Guardando i componenti che riempiono le nostre aule universitarie, tra la massa incolta di ragazze e ragazzi con tanta voglia di godersi quelli che chiamano o chiamiamo gli anni più belli, gli anni in cui è giusto, è necessario, è indispensabile divertirsi, fare cazzate, ma allo stesso tempo impiegare se stessi e tutte le proprie risorse per realizzare un progetto lavorativo stabile, non è poi così difficile incrociare donne più mature con una famiglia alle spalle, con dei figli a carico, mille pensieri centrifugati nella testa (cosa cucino a mezzogiorno, avrà fatto i compiti, avrà pagato le bollette, devo fare la spesa, mannaggia piove e la biancheria è stesa! E’ sempre il solito, non cambia mai!). L’università diventa teatro di questo affascinante incontro tra due realtà differenti: quella dei figli-studenti e quella dei genitori-studenti. Per non parlare della tenerezza che suscitano le future mamme che camminano facendosi largo tra la folla accarezzandosi la pancia o proteggendola da possibili attacchi frontali o urti selvaggiamente improvvisi. Sono donne forti e coraggiose che, nonostante la gravidanza, non vissuta come un limite, come un freno, come un vincolo, ma come una delle più belle esperienze che una donna possa vivere e realizzare nel corso della propria vita, decidono di continuare lo stesso, o approfittano del periodo di “riposo” (o come la chiama qualcuno!) di “pausa lavorativa forzata” per completare gli studi non ultimati in passato, o magari per intraprendere una nuova esperienza (appunto quella universitaria) affiancandola a quella della maternità, sforzandosi di darsi più materie possibili prima di dover interrompere e dedicarsi pienamente al proprio bebè.
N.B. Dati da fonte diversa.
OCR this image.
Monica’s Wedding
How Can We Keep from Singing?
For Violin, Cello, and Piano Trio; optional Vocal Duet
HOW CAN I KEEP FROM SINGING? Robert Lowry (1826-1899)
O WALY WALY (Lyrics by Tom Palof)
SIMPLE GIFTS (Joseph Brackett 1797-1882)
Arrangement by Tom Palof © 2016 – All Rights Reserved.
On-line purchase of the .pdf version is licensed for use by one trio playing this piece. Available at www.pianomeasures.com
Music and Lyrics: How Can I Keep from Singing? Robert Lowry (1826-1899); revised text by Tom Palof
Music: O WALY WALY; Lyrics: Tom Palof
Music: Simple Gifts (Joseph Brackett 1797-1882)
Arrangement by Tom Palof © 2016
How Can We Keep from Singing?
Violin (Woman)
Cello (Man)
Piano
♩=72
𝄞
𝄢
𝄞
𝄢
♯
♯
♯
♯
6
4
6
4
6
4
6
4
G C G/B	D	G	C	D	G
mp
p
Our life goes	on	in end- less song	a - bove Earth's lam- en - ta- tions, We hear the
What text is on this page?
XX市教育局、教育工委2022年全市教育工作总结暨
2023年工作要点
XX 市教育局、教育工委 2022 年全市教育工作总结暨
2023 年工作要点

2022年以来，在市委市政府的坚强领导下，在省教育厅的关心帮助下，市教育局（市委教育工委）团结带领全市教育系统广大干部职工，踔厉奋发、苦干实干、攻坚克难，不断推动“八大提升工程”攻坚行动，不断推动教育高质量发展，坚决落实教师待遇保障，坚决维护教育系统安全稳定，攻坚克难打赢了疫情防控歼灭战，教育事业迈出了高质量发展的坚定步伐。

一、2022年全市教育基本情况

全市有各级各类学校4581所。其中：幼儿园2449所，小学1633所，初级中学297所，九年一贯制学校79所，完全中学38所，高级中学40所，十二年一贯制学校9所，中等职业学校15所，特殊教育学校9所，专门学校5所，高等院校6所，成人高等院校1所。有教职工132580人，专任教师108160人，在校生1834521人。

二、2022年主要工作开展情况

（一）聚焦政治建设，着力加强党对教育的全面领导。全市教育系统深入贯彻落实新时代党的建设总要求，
Per le future mamme, così come per tutte le mamme in generale, conciliare gli studi con i pannolini sporchi di cacca, i biberon lasciati a raffreddare, i compiti a casa ancora da fare, le crisi “isteriche” adolescenziali da placare, i figli iperattivi da accompagnare, con un lavoro (nel caso in cui si abbia) da fare, non è affatto semplice. Ci piace pensarle come delle “super woman” che hanno scelto la vita (quella dei loro figli!) alla sola carriera, che temerariamente si incontrano e si scontrano con le mille difficoltà quotidiane, notevolmente amplificate da una pluralità di ruoli da svolgere parallelamente. Super woman che, pur di coronare un sogno (la laurea), di soddisfare se stesse e la loro ambizione, sono disposte a fare rinunce (la palestra, il massaggio al centro benessere, una gita dal parrucchiere!), a fare le nottate o le mattinate, a sopportare i bambini che giocano sotto la scrivania su cui stanno studiando, a essere sgridate dal marito che rientra e trova il frigo vuoto o le camicie non stirate, a maledire il momento in cui il professore, per un incredibile caso del destino, decide di rinviare la data tanto agognata dell’esame.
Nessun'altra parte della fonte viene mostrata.